NPR: The Fed Steps In, But Stock Market Meltdown Continues

Stocks recovered some of their losses after the Federal Reserve moved aggressively Thursday to try to calm investors rattled by the global coronavirus pandemic, but then the market slide continued. The New York Fed said it would pump $1.5 trillion into short-term funding markets over the next two days.

Stocks fell so fast Thursday morning that it triggered a 15-minute halt in trading for the second time this week.

Those indexes are now down at least 24% from record highs set just last month. At 22,074.10 in early afternoon trading, the Dow was down more than 7,400 points from its peak Feb. 12.

Trump has responded to this crash assuring that the markets will be “just fine” and they will bounce back ‘when the time is right”.
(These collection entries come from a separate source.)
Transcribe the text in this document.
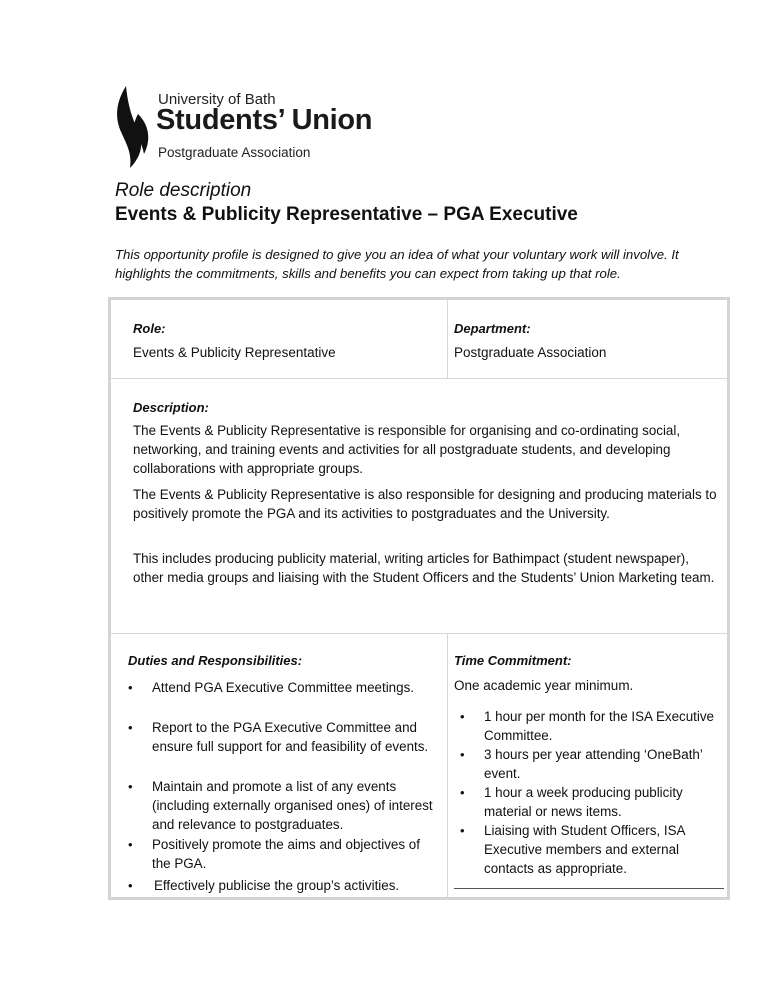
University of Bath
Students’ Union
Postgraduate Association
Role description
Events & Publicity Representative – PGA Executive
This opportunity profile is designed to give you an idea of what your voluntary work will involve. It highlights the commitments, skills and benefits you can expect from taking up that role.
Role:
Events & Publicity Representative
Department:
Postgraduate Association
Description:
The Events & Publicity Representative is responsible for organising and co-ordinating social, networking, and training events and activities for all postgraduate students, and developing collaborations with appropriate groups.
The Events & Publicity Representative is also responsible for designing and producing materials to positively promote the PGA and its activities to postgraduates and the University.
This includes producing publicity material, writing articles for Bathimpact (student newspaper), other media groups and liaising with the Student Officers and the Students’ Union Marketing team.
Duties and Responsibilities:	Time Commitment:
• Attend PGA Executive Committee meetings.
• Report to the PGA Executive Committee and ensure full support for and feasibility of events.
• Maintain and promote a list of any events (including externally organised ones) of interest and relevance to postgraduates.
• Positively promote the aims and objectives of the PGA.
• Effectively publicise the group’s activities.
One academic year minimum.
• 1 hour per month for the ISA Executive Committee.
• 3 hours per year attending ‘OneBath’ event.
• 1 hour a week producing publicity material or news items.
• Liaising with Student Officers, ISA Executive members and external contacts as appropriate.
NPR: Trump Defends Travel Ban, Says Stock Market Will Bounce Back

President Trump on Thursday defended new restrictions on travelers from most parts of Europe, a decision that angered allies and trading partners, was questioned by some public health experts, and sent stock markets reeling.

Trump told reporters that he viewed the ban as one way to protect Americans from the virus spreading, and he predicted the stock market would eventually bounce back. “It’s not important compared to life and death,” Trump said in the Oval Office.

Breaking news: The number of confirmed cases of coronavirus in Italy has risen to 15,113 from 12,462 on Wednesday, officials say.